Just for fun, I decided to try making a CI/CD pipeline for my CV. This post will be a bit rough and jumbled, sorry about that, probably would have been better to split this into several posts. Anyhow, here’s how I did it.
Before I used to just update my CV via ShareLatex, so I didn’t have any Latex packages installed on my system. Installing Latex is usually a confusing mess of packages, so I figured using docker might be a good fit. In addition I knew that CircleCI takes a docker image to launch it’s jobs in, so I could reuse it later.
Luckily I found that someone else had made a docker image for xelatex. With some adjustments I made my own image that contained everything I needed for compiling my tex files.
Then I uploaded it to docker hub for free (since it’s open source).
With the previously mentioned docker image I defined a CircleCI job step as follows.
build_pdf:
docker:
- image: tethik/xelatex:latest
steps:
- checkout
- run: make
- attach_workspace:
at: .
- persist_to_workspace:
root: .
paths:
- cv.pdf
The persist_to_workspace
step saves the pdf so that it can be reused later in the deploy
job using the attach_workspace
step.

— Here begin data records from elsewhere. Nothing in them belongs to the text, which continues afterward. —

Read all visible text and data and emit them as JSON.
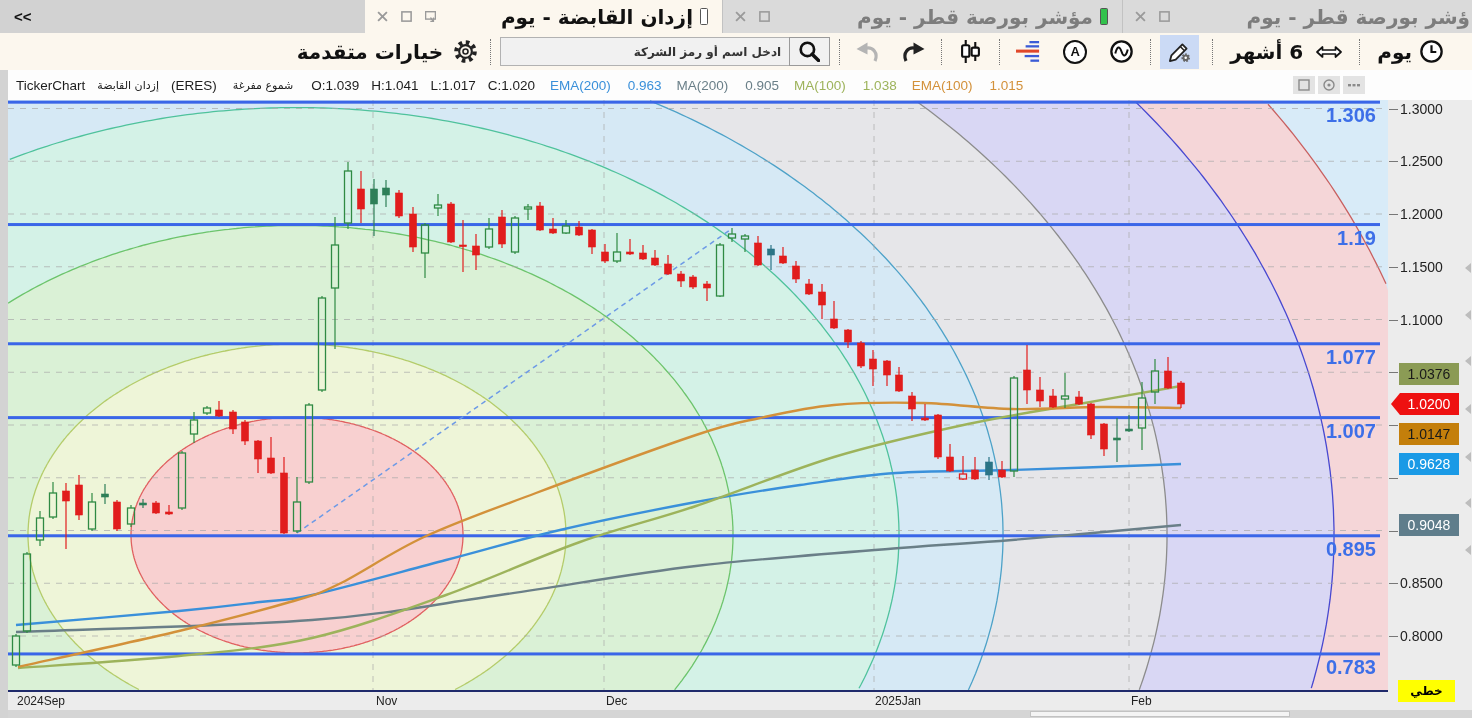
{
  "tab_bar": {
    "collapse_label": "<<",
    "tabs": [
      {
        "title": "ؤشر بورصة قطر - يوم",
        "selected": false
      },
      {
        "title": "مؤشر بورصة قطر - يوم",
        "selected": false,
        "color": "#33c24d"
      },
      {
        "title": "إزدان القابضة - يوم",
        "selected": true,
        "color": "#ffffff"
      }
    ]
  },
  "toolbar": {
    "interval": "يوم",
    "period": "6 أشهر",
    "tool_groups": [
      [
        {
          "kind": "draw",
          "selected": true
        }
      ],
      [
        {
          "kind": "oscillator",
          "selected": false
        },
        {
          "kind": "annotation",
          "glyph": "A",
          "selected": false
        },
        {
          "kind": "volume-profile",
          "selected": false
        }
      ],
      [
        {
          "kind": "candles",
          "selected": false
        }
      ]
    ],
    "history": [
      {
        "kind": "redo",
        "disabled": false
      },
      {
        "kind": "undo",
        "disabled": true
      }
    ],
    "search": {
      "placeholder": "ادخل اسم أو رمز الشركة"
    },
    "advanced": "خيارات متقدمة"
  },
  "chart": {
    "legend": {
      "source": "TickerChart",
      "symbol": "إزدان القابضة",
      "code": "(ERES)",
      "style": "شموع مفرغة",
      "ohlc": [
        "O:1.039",
        "H:1.041",
        "L:1.017",
        "C:1.020"
      ],
      "indicators": [
        {
          "name": "EMA(200)",
          "value": "0.963",
          "color": "#3a90da"
        },
        {
          "name": "MA(200)",
          "value": "0.905",
          "color": "#6a7f88"
        },
        {
          "name": "MA(100)",
          "value": "1.038",
          "color": "#9db35b"
        },
        {
          "name": "EMA(100)",
          "value": "1.015",
          "color": "#d3913a"
        }
      ]
    },
    "fib_levels": [
      "1.306",
      "1.19",
      "1.077",
      "1.007",
      "0.895",
      "0.783"
    ],
    "y_axis": [
      "1.3000",
      "1.2500",
      "1.2000",
      "1.1500",
      "1.1000",
      "0.8500",
      "0.8000"
    ],
    "price_tags": [
      {
        "kind": "indicator",
        "text": "1.0376",
        "color": "#8b9b55"
      },
      {
        "kind": "last",
        "text": "1.0200",
        "color": "#ee1111"
      },
      {
        "kind": "indicator",
        "text": "1.0147",
        "color": "#c47f0b"
      },
      {
        "kind": "indicator",
        "text": "0.9628",
        "color": "#1a9ae6"
      },
      {
        "kind": "indicator",
        "text": "0.9048",
        "color": "#5f7d8b"
      }
    ],
    "x_axis": [
      "2024Sep",
      "Nov",
      "Dec",
      "2025Jan",
      "Feb"
    ],
    "scale_label": "خطي"
  }
}
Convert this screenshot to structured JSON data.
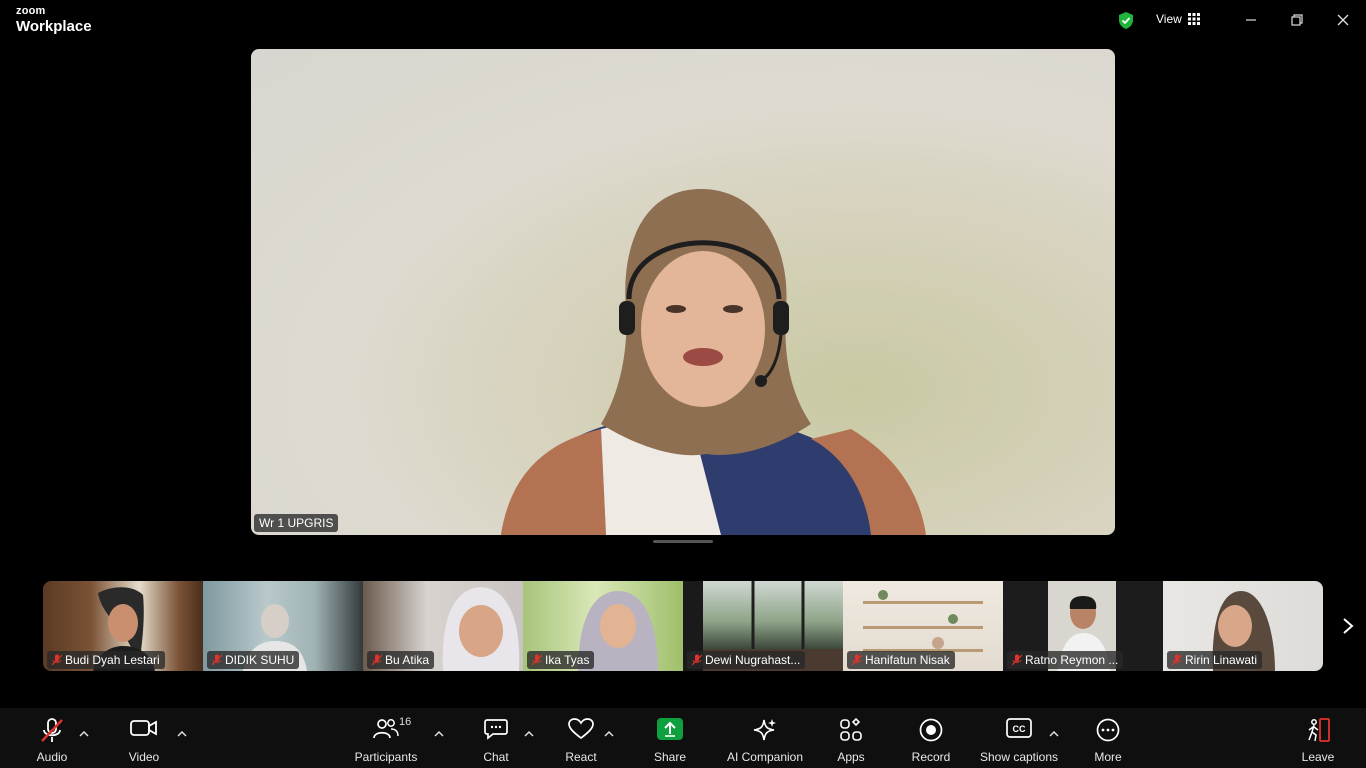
{
  "app": {
    "brand_small": "zoom",
    "brand_big": "Workplace"
  },
  "titlebar": {
    "view_label": "View"
  },
  "main_video": {
    "participant_name": "Wr 1 UPGRIS"
  },
  "participants_strip": [
    {
      "name": "Budi Dyah Lestari"
    },
    {
      "name": "DIDIK SUHU"
    },
    {
      "name": "Bu Atika"
    },
    {
      "name": "Ika Tyas"
    },
    {
      "name": "Dewi Nugrahast..."
    },
    {
      "name": "Hanifatun Nisak"
    },
    {
      "name": "Ratno Reymon ..."
    },
    {
      "name": "Ririn Linawati"
    }
  ],
  "toolbar": {
    "audio": "Audio",
    "video": "Video",
    "participants": "Participants",
    "participants_count": "16",
    "chat": "Chat",
    "react": "React",
    "share": "Share",
    "ai_companion": "AI Companion",
    "apps": "Apps",
    "record": "Record",
    "show_captions": "Show captions",
    "more": "More",
    "leave": "Leave"
  },
  "colors": {
    "share_green": "#0e9f3f",
    "shield_green": "#1fb53d",
    "mute_red": "#e0332b",
    "leave_red": "#e0332b"
  }
}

The current attach_workspace
step in the config above coming before the persist_to_workspace
is to collect some
scripted parts of the CV that I try to generate automatically. More on this later.
For CD (Continuous Delivery) part of the process I needed somewhere to publish the document. I do have my own domains and servers, but I’d rather not have to give access to CircleCI to ssh or ftp into these. The hacky and cheap solution was to just reuse the same github repository and enable the Github pages feature. To do this I enabled Github Pages on the master branch, which I kept empty except for the final pdf output. Then I set up another step in the CircleCI config to commit and push the new pdf file to the master branch.
The CircleCI config step looks like this.
deploy:
docker:
- image: circleci/node:8.9
steps:
- checkout
- attach_workspace:
at: .
- run: .circleci/deploy.sh
The deploy script itself looks like this.
#!/bin/sh
git config --global user.email "circleci@blacknode.se"
git config --global user.name "CircleCI Deployment"
mv cv.pdf ..
git fetch --all
git reset --hard origin/develop
git checkout master
mv ../cv.pdf .
git add cv.pdf
git commit -m "PDF build $CIRCLE_SHA1"
git push origin master
By default CircleCI generates a key on your github repo which only has READ access. To get around this I created a new ssh key and added it as a deploy key to the github repository. Then I removed the original key from the CircleCI project configuration, and added the new ssh key that I generated.
The final step was to add the redirect from my main homepage (this site) to the github pages link where the document would be hosted. Since the server is running Apache I could use the following config.
<IfModule mod_rewrite.c>
RewriteEngine On
RewriteRule ^(.)cv$ https://tethik.github.io/curriculum-vitae/cv.pdf
RewriteRule ^curriculum-vitae https://tethik.github.io/curriculum-vitae/cv.pdf
</IfModule>
It’s a bit hacky, but it works :)
The next fun step I wanted to do was add some parts to the document that would be automatically generated. Because writing CVs is boring and too manual. For now though I just coded something simple: A script that summarizes all my pull requests made on Github that are in some sense Open Source. i.e. not to repos that I own myself or repos that were created for e.g. schoolwork.
To organize the LateX files I set up the repo as follows. I wanted to keep the generated files separate from the main latex file that I copied from before.
partials/ -> generated tex files.
src/github/ -> python script that generates into partials/
cv.tex
Inside the main cv.tex
file I could then refer to the scripted content using the subfile
package.
\subsection{Github Open Source Contributions}
\subfile{partials/pull_requests}
Inside the src/
folder I mean to keep scripts that generate the partials. The src/github/
folder
contains a script that generates a pull_requests.tex
into the partials/
folder. It talks the to Github GraphQL API and summarizes the info into a table.
I added the following CircleCI job config. This goes before the previously defined build_pdf
step.
build_partials:
docker:
- image: kennethreitz/pipenv
steps:
- checkout
- run:
command: pipenv install
working_directory: ~/project/src/github/
- run:
command: pipenv run make
working_directory: ~/project/src/github/
- persist_to_workspace:
root: .
paths:
- partials/
Again I persist_to_workspace
to keep the resulting partial/*.tex
files. Pipenv handles the python dependencies beautifully.
The github api key and a blacklist of repos to ignore is passed through environment variables.
This is what the table looks like in the PDF.
In the future I’d like to add more content that’s automatically generated. E.g. pypi and npm packages published, total github commit stats etc.
You can find the repository here, the latest pdf built by the pipline here, and the CircleCI project here.
I still need to update my CV though.